13 On one view, it would be sufficient to say in this case that, because the matter of naming is to be dealt with in accordance with the 1965 Act to the exclusion of the 2000 Act, factors that the latter Act makes relevant but the former does not may simply be ignored. I am satisfied, however, that that would be too narrow a view: see the decision of Bryson J in Application of MJR and MJR - Child: KHB (2003) 31 Fam LR 50, the approach in which was subsequently adopted by Campbell in Application of M and S (2004) 31 Fam LR 415 and by Austin J in Application of PM and CM - Child: YC [2004] NSWSC 461. The present is one of the small number of cases referred to by Bryson J as follows:
"This application is to be decided under the provisions of the Adoption of Children Act 1965. It can be expected that a small number of applications to which the Act of 1965 applies will come before the Court over the next few years as there is often an interval of one or several years between an adoption placement and an application for an order. Section 38 of that Act dealt with names of adopted children. Its provisions bore a general resemblance to provisions now found in s.101, but it did not have a provision corresponding to s.101(5), or a test of special reasons. (In the Act of 1965 the terminology referred to forenames whereas the Act of 2000 refers to given names). Section 17 made the welfare and interest of the child concerned the paramount consideration, and this extends to decision on what should be the child's forenames.

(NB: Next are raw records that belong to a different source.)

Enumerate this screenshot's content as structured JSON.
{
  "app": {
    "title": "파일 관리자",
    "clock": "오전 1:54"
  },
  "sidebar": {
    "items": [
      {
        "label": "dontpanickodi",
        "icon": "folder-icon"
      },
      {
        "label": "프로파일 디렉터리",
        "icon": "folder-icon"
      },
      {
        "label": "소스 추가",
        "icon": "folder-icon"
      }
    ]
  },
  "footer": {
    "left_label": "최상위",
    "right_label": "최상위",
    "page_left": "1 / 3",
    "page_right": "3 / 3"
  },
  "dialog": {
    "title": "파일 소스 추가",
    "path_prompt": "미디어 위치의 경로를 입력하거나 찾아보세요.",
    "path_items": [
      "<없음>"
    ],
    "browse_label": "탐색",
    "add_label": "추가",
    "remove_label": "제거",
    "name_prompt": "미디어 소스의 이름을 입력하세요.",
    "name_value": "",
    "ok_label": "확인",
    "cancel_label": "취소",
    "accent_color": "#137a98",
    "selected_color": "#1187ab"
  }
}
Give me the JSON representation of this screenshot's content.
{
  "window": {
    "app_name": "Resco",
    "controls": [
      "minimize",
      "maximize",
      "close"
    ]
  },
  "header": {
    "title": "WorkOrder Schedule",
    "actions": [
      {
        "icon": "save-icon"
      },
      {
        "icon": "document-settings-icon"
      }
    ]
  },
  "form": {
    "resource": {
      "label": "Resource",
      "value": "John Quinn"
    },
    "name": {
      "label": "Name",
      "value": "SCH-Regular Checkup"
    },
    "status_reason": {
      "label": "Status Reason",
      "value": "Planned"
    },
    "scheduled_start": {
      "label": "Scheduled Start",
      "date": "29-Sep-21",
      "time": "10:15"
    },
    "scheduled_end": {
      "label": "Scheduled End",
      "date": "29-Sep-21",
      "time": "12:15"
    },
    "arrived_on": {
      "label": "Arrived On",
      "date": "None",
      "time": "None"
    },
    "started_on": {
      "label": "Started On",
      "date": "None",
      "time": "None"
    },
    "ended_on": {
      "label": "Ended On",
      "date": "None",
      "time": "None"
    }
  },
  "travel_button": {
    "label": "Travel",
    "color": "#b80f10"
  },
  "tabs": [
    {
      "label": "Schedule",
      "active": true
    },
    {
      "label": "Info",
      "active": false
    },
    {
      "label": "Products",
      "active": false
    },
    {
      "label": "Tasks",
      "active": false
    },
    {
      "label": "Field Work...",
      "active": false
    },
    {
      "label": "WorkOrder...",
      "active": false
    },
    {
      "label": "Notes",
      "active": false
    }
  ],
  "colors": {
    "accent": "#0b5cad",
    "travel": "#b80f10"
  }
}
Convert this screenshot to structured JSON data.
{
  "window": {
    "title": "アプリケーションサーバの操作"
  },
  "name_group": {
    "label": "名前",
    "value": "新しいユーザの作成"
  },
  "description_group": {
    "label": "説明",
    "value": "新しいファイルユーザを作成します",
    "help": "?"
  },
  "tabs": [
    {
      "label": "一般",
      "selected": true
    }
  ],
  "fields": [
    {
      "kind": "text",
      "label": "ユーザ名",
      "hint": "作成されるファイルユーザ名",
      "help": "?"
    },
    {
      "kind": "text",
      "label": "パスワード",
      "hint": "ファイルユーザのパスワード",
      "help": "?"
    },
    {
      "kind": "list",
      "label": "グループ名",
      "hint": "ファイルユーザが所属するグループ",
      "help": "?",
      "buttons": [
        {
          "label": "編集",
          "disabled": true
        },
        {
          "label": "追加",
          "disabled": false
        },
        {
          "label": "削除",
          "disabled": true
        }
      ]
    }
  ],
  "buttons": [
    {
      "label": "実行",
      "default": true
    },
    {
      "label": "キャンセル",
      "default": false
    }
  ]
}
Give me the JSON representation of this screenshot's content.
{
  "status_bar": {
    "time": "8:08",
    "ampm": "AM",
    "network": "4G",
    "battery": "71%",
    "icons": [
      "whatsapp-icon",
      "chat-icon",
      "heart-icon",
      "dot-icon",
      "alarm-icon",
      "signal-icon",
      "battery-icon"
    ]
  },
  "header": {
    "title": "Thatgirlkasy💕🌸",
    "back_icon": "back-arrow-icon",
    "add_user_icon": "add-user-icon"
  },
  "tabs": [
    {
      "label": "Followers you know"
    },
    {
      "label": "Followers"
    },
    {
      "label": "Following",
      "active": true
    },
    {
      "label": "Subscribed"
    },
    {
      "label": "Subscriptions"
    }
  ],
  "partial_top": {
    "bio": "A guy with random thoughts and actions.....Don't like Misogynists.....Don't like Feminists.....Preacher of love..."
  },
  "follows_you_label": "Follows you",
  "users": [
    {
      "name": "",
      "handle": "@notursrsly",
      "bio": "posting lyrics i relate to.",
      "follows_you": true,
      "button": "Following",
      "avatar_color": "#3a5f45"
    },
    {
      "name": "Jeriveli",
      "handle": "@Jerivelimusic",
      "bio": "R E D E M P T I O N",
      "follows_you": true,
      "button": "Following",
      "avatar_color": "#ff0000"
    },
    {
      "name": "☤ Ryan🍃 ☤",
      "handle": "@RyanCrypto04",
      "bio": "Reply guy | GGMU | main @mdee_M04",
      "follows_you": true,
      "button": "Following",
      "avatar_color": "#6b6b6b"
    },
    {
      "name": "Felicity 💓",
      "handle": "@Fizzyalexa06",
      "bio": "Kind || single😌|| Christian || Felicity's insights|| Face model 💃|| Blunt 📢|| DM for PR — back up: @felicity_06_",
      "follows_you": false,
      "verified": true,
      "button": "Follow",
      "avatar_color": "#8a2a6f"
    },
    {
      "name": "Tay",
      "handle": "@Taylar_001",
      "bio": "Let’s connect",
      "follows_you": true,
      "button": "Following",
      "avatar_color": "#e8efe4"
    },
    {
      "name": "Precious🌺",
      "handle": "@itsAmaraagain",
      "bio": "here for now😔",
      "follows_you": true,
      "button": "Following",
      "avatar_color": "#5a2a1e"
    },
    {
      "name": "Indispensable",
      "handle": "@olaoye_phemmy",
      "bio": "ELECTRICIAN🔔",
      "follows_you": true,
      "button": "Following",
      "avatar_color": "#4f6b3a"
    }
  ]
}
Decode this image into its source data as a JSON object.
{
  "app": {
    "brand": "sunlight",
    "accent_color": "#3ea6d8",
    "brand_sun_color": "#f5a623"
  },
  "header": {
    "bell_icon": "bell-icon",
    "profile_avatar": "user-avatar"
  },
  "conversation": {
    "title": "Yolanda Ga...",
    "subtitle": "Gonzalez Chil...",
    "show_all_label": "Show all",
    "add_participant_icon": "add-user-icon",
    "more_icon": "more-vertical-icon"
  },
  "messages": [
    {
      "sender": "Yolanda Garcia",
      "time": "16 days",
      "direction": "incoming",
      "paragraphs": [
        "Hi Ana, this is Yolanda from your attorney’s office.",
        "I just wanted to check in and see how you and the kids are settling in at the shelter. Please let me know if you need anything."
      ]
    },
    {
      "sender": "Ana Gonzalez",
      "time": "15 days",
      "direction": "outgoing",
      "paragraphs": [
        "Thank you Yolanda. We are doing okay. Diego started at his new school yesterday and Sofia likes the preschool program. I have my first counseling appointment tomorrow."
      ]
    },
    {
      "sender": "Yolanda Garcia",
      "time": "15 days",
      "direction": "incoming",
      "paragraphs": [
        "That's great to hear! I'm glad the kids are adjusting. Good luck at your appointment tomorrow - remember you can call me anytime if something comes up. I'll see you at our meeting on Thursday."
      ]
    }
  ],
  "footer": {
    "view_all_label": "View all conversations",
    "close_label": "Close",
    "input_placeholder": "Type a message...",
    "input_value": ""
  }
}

Subsection 38(1) said to the effect that the child "… shall have as his or her forename or forenames such name or names as the Court, in the adoption order, approves on the application of the adoptive parent or parents." Although it was for the adopting parents to make an application for approval of forenames, the Court was not bound to accept what they asked. The practice has long been for the Court to accept what the adopting parents propose. However submissions made in this case, and the terms of s.101 of the Act of 2000 show that this will not always be appropriate. A special test relating to children who are more than one year old, or who are non-citizens, reflects a perception that adopted children, including children adopted from overseas, go through change and dislocation and disruption of everything in life that is familiar, and the maintenance of the child's name may have some beneficial influence in this disruption, and in the longer term may have positive influences on the development and strength of the child's sense of identity, in childhood and later. The New South Wales Law Reform Commission's Report 81 Review of the Adoption of Children Act 1965 (NSW) dealt with the maintenance of birth names and pointed to advantages for the child of maintaining the birth name, with a reference to a provision of the United Nations Convention on the Rights of the Child to "… preserve his or her identity, including nationality, name and family relations."